Voorts heeft verweerster bij het inroepen van § 35, lid 2, nr. 3, KWG haar beoordelingsbevoegdheid misbruikt, aangezien de intrekking van de vergunning op grond van de maatregelen van BaFin niet meer noodzakelijk was. Bovendien was de intrekking van de vergunning wegens het noodzakelijkerwijs tijdelijke karakter van de sanctiemaatregelen evenmin passend, aangezien zij op een definitieve beëindiging van de bedrijfsactiviteiten was gericht.

4.

Vierde middel: conflicterend internationaal recht

De Bondsrepubliek Duitsland en de USSR, als rechtsvoorganger van Rusland, hadden reeds in 1989 een investeringsovereenkomst gesloten ter bescherming van de kapitaalinvesteringen van investeerders van de respectieve andere overeenkomstsluitende partij. De intrekking van de vergunning en de daaruit voortvloeiende feitelijke onteigening zonder compensatie is onder meer in strijd met het in dit internationale verdrag opgenomen meestbegunstigingsbeginsel, zoals dat ook is neergelegd in de door de Unie aangenomen GATS-overeenkomst.

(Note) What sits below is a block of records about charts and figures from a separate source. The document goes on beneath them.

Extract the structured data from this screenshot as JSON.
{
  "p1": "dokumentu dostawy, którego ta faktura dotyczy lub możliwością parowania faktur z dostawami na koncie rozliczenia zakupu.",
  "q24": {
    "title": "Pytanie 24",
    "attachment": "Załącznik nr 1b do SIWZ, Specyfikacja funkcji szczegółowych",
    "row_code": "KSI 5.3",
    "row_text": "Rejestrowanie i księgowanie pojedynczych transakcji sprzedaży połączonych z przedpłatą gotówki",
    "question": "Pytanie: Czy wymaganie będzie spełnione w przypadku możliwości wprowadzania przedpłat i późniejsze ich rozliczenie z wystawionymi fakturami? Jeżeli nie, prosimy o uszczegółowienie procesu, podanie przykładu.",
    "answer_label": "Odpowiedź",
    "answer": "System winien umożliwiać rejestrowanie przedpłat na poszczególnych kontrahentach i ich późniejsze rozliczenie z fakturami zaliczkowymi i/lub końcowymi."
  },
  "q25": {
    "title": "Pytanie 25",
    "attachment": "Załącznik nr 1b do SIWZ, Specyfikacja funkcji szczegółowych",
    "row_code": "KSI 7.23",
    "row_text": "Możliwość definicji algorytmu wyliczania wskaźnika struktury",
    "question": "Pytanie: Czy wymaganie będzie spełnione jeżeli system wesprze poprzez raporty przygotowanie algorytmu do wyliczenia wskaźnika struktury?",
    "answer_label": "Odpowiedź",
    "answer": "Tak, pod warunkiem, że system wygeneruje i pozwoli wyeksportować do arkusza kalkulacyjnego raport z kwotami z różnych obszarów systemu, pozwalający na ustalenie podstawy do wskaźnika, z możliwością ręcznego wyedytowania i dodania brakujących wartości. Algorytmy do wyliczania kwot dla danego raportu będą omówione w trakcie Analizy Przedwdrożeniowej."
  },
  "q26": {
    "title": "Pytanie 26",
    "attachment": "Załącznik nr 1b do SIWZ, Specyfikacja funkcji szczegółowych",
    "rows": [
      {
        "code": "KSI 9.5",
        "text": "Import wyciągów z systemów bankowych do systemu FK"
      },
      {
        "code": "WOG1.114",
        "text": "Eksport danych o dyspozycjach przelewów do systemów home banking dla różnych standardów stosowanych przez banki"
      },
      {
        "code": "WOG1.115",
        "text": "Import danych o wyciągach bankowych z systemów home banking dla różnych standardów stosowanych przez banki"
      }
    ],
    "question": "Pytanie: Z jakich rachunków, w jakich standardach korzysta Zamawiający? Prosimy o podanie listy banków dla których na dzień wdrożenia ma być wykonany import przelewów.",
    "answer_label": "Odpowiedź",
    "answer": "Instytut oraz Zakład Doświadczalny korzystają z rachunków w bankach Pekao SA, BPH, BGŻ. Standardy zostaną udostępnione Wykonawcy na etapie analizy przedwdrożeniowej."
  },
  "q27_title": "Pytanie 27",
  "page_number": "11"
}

(1)  Verordening (EU) nr. 468/2014 van de Europese Centrale Bank van 16 april 2014 tot vaststelling van een kader voor samenwerking binnen het Gemeenschappelijk Toezichtsmechanisme tussen de Europese Centrale Bank en nationale bevoegde autoriteiten en met nationale aangewezen autoriteiten (GTM-kaderverordening) (PB 2014, L 141, blz. 1).

(2)  Gesetz über das Kreditwesen in de versie zoals bekendgemaakt op 9 september 1998 (BGBl. I S. 2776), laatstelijk gewijzigd bij artikel 6 van de wet van 22 december 2023 (BGBl. 2023 I nr. 411).